Hacker News new | ask | show | jobs
by jitl 697 days ago
With any collaborative application, you need to start with a conceptual framework for the edits a user may perform, and how to best preserve the intention of the user (1) and the coherency of the resulting document (2) when any such edits may occur asynchronously. Even if a document is data-intensive in its concrete representation, the way you encode the user's discrete edits & operations can still be tiny.

Let's say we're building an image editor like Photoshop. An uncompressed 102 megapixel image with 16-bit color depth per channel (a photo from a Fujifilm GFX100 camera) would be about 610 MB as a TIFF. Representing each pixel of the image as a separate last-write-wins register would impose a high overhead, but such a representation doesn't actually make any sense to preserve a user's intention. The edits the user will perform are things like "increase image contrast by 15%" or "paint spline [(0,0), (1500, 1500)] with brush Q and color #000". If we sync each pixel by lamport timestamp, we could end up with user 1's contrast applying to all pixels except for those painted by user 2, which would give a weird looking image with painted-over pixels looking out of place.
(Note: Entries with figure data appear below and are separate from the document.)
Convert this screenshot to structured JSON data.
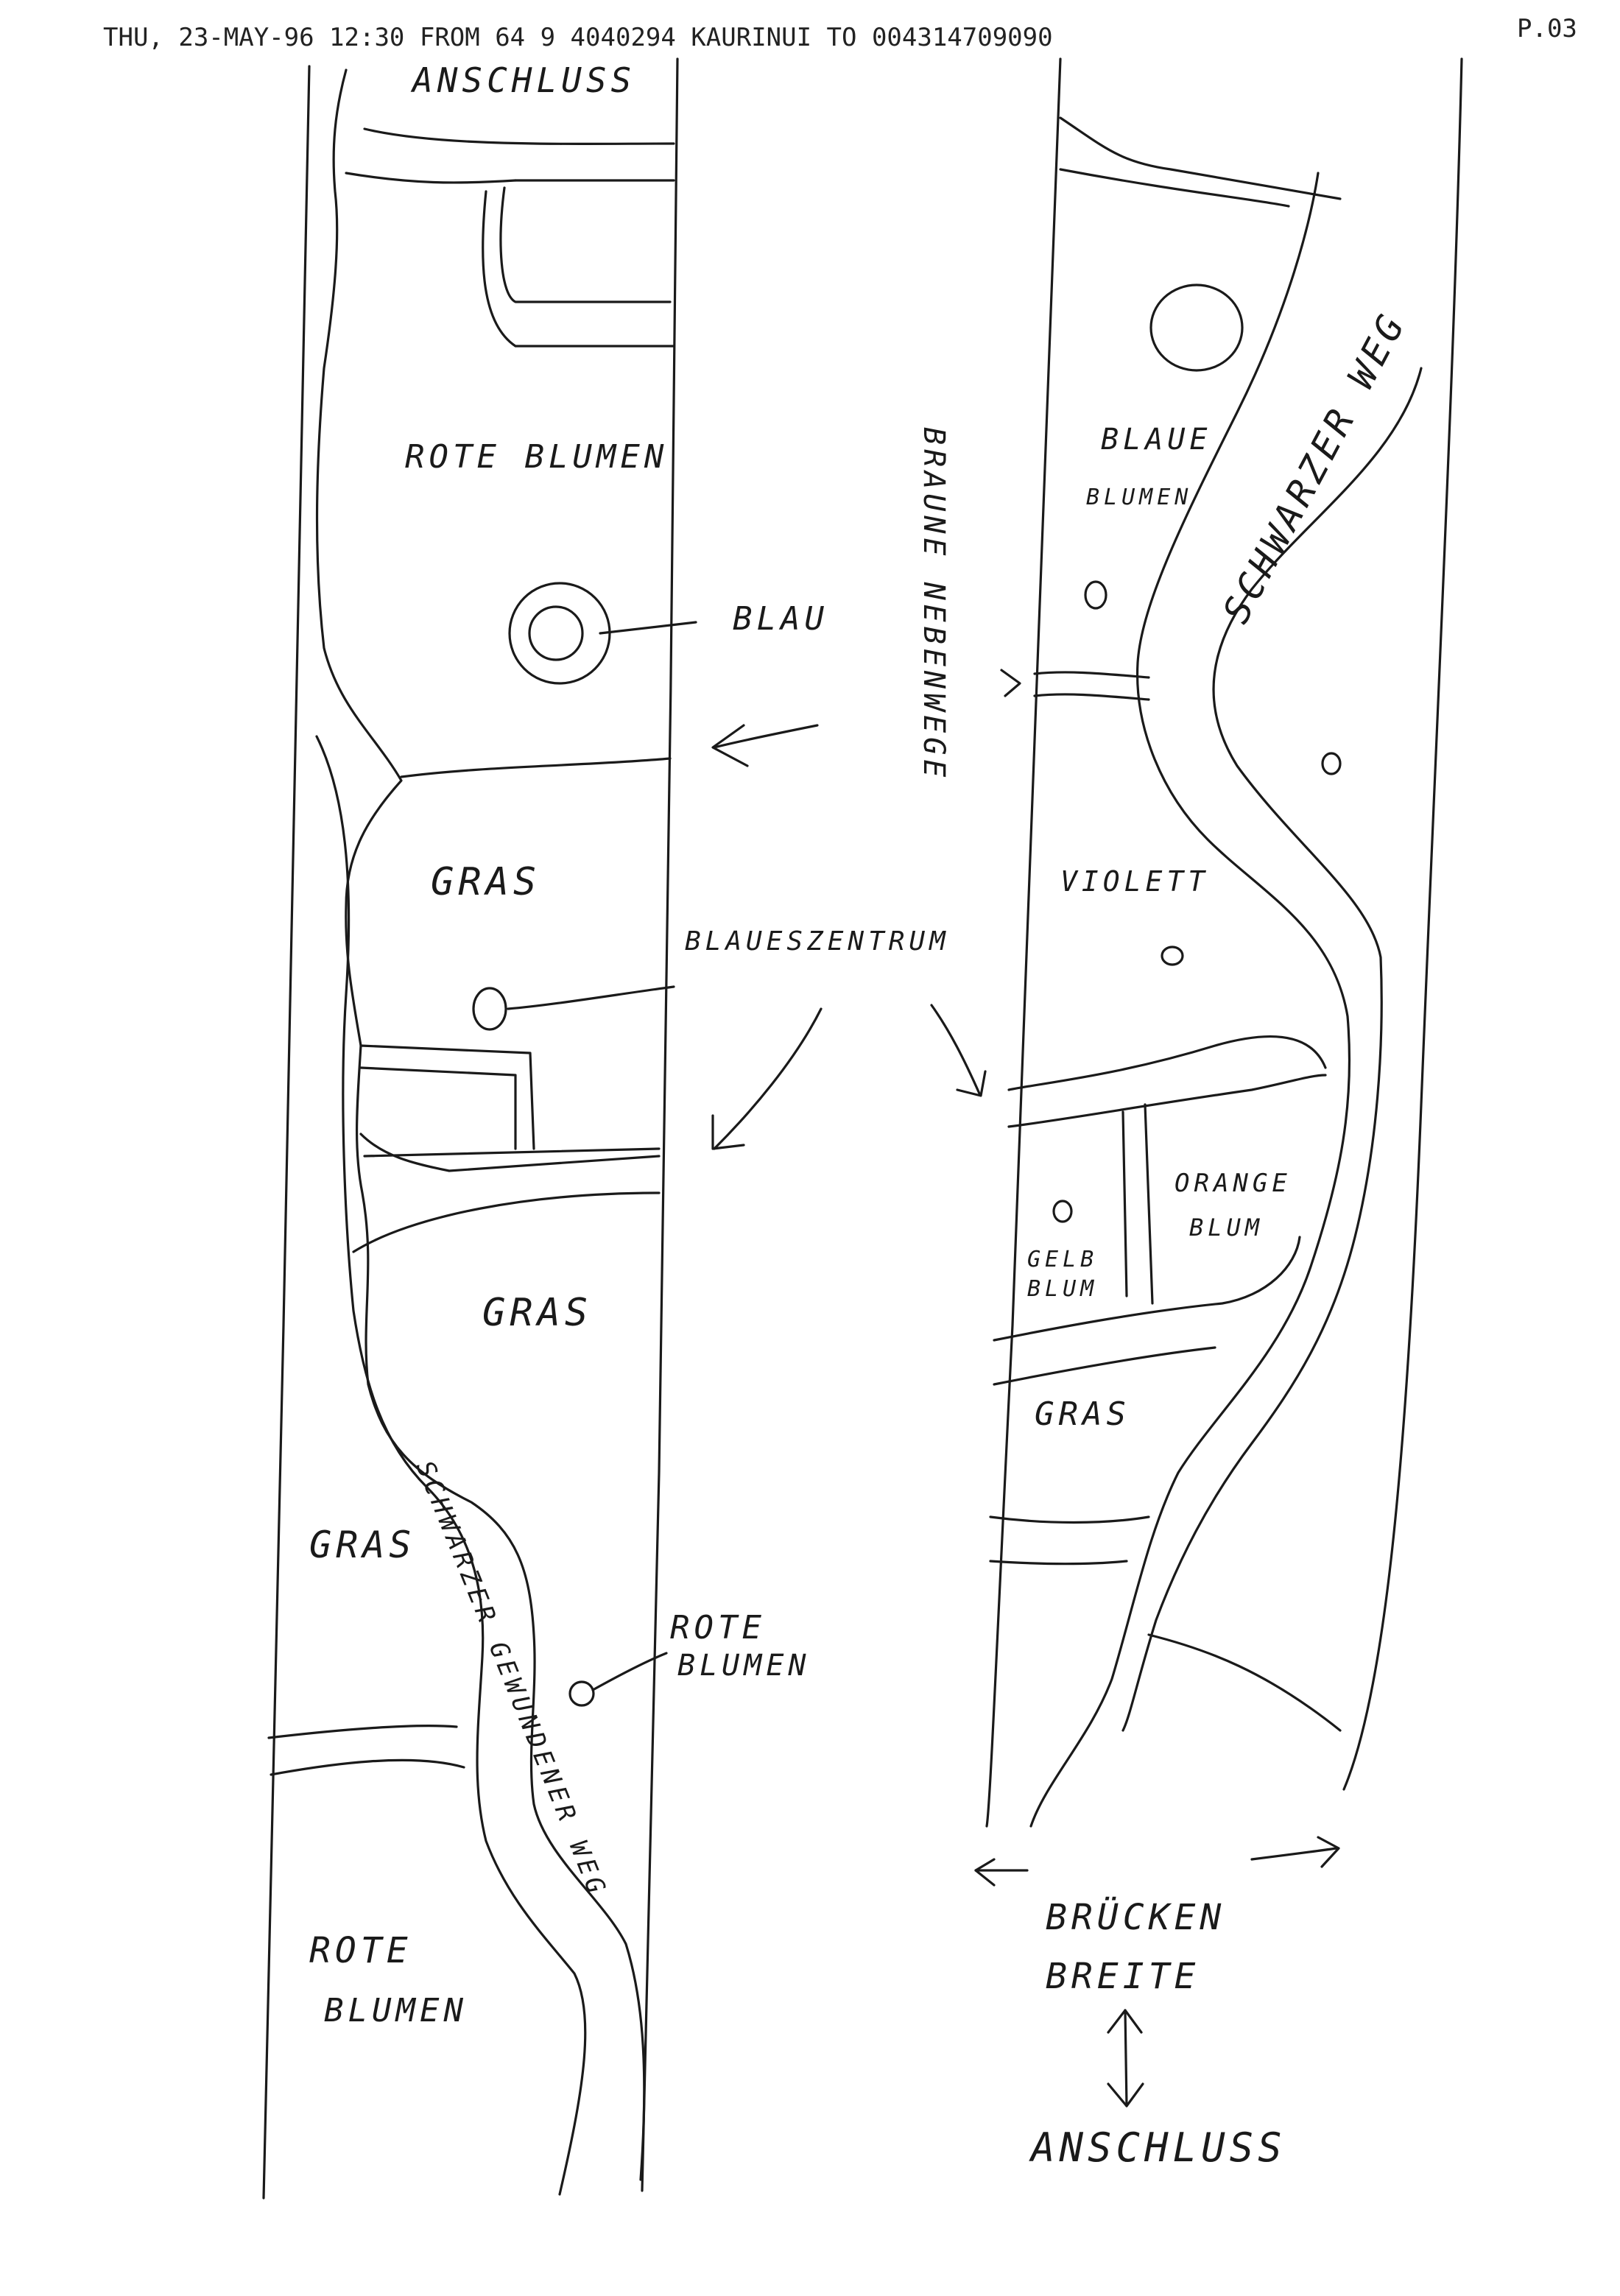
{
  "fax_header": {
    "left": "THU, 23-MAY-96 12:30  FROM   64 9 4040294  KAURINUI    TO 004314709090",
    "page": "P.03"
  },
  "left_strip": {
    "top": "ANSCHLUSS",
    "rote_blumen_1": "ROTE BLUMEN",
    "blau": "BLAU",
    "gras_1": "GRAS",
    "gras_2": "GRAS",
    "gras_3": "GRAS",
    "rote_blumen_2": "ROTE",
    "rote_blumen_2b": "BLUMEN",
    "rote_blumen_3": "ROTE",
    "rote_blumen_3b": "BLUMEN",
    "path": "SCHWARZER GEWUNDENER WEG"
  },
  "middle": {
    "blaues_zentrum": "BLAUESZENTRUM",
    "braune_nebenwege": "BRAUNE NEBENWEGE"
  },
  "right_strip": {
    "blaue": "BLAUE",
    "blumen": "BLUMEN",
    "path": "SCHWARZER WEG",
    "violett": "VIOLETT",
    "orange": "ORANGE",
    "orange_blum": "BLUM",
    "gelb": "GELB",
    "gelb_blum": "BLUM",
    "gras": "GRAS"
  },
  "footer": {
    "brucken": "BRÜCKEN",
    "breite": "BREITE",
    "anschluss": "ANSCHLUSS"
  },
  "icons": [
    "arrow-left-icon",
    "arrow-down-left-icon",
    "arrow-down-right-icon",
    "double-arrow-vertical-icon",
    "circle-marker-icon"
  ]
}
Instead you'd probably want to represent user intention as a list of edit operations, which are much smaller than a whole 102MB pixel grid. A CRDT data structure is one possible technical mechanism perform to synchronize that user intent, but you pick the structure to match the user intent semantics, not to match the concrete data layout of your output.

You may still end up having edit operations that contain massive amounts of data, like "add new layer named `bg` below layer `fg` with pixels `data:(10mb of pixels)` at (1500, 1500)". But the overhead for the synchronization of that kind of edit command is very low, it's size is O(1), not O(pixels in the edit command).